The same for the drive to work, 30% no coverage (rural), out walking the dog? I tried streaming music a month or so back, it took about 55 minutes to stream one 4 minute song!

…it seems we need a national carrier pigeon Leistungszentrum for those streaming jobs in the rural areas. Drop-shipments of cassettes. Kidding aside: hope this gets developed soon. Given that the area is not particularly hilly, it seems that all it would take is a few towers. Of course, that’s the assumption of a consumer…

1 Like

It’s been 2 years and no improvement and we had Vodafone here to give a demonstration of their wireless hotspots (we wanted them for another site) and they were rather red faced, when they couldn’t give a demo!

It is one of the reasons I am going back to D1 with congstar, at least I know, even if the maximum speed is only a 10th of what Vodafone “could” offer, the minimum speed is actually several orders of magnitude more that Vodafone can offer!

Even in Osnabrück, the nearest city, I can’t get more than 25mbps of the promised 500mbps.

  • Lastpass - Apps that require special access work better on iOS, in my experience. Here, it works 99% of the time and if it does not, it is more clear that the page to log into is at fault.
  • AppQuality - You get a sense that most developers really like developing for Apple and some appear to rather have to develop for Android, too.
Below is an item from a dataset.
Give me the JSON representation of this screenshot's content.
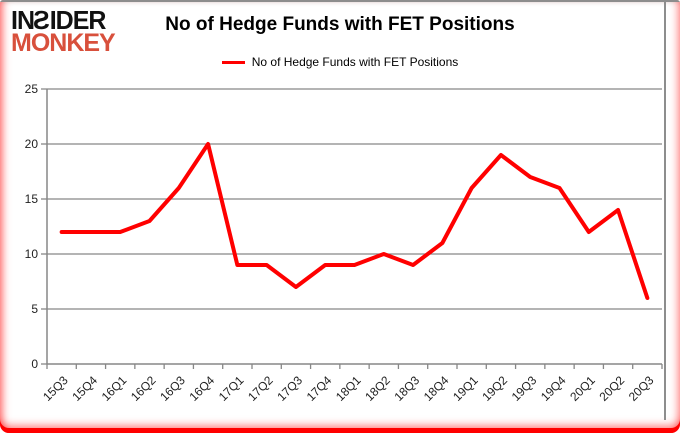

On these two, LastPass has become a PITA on both iOS and Android recently IMO. Not sure what’s going on. On iOS my wife is forever unable to logon to sites on her iPhone. I’m fighting with OneDrive and BBC logins this morning. The passwords are getting rejected - but it works on her mac using the same LastPass vault? Android form filling rarely works now, pretty much always have to go back to cut/paste.

On the app quality, something I’ve noticed is the apps for smart devices do seem better on Android. Perhaps they have more access to OS ‘stuff’? Ring for example, my Android will connect to the doorbell, show vid, I can be talking while the iPhone still hasn’t connected. IKEA smart stuff more reliable too.

So we cover the bases. I’m Android, wife iPhone.

1 Like

Most of the time when I’ve had trouble with LastPass is because there’s a sneaky second invalid entry that the app has glommed onto and you have to do some manual intervention to select the correct one. Not sure if that is the case here. On the whole it has been working well. I have had some sites and apps that wouldn’t fill unless I focus onto the password field, but that is a minor issue.

1 Like

Yeah, I’ve had that before but not the case here. Just reset the passwords and refreshed LastPass everywhere and all good. Weird, she says she hadn’t changed any passwords. The phone seemed out of sync with her vault.

On Android, I’m getting an issue where apps draw a login screen over the interface, but LastPass sees it as ‘Android System’ and there doesn’t seem to be a way of telling it to fill the app’s ID and password. So this aspect is better on iOS.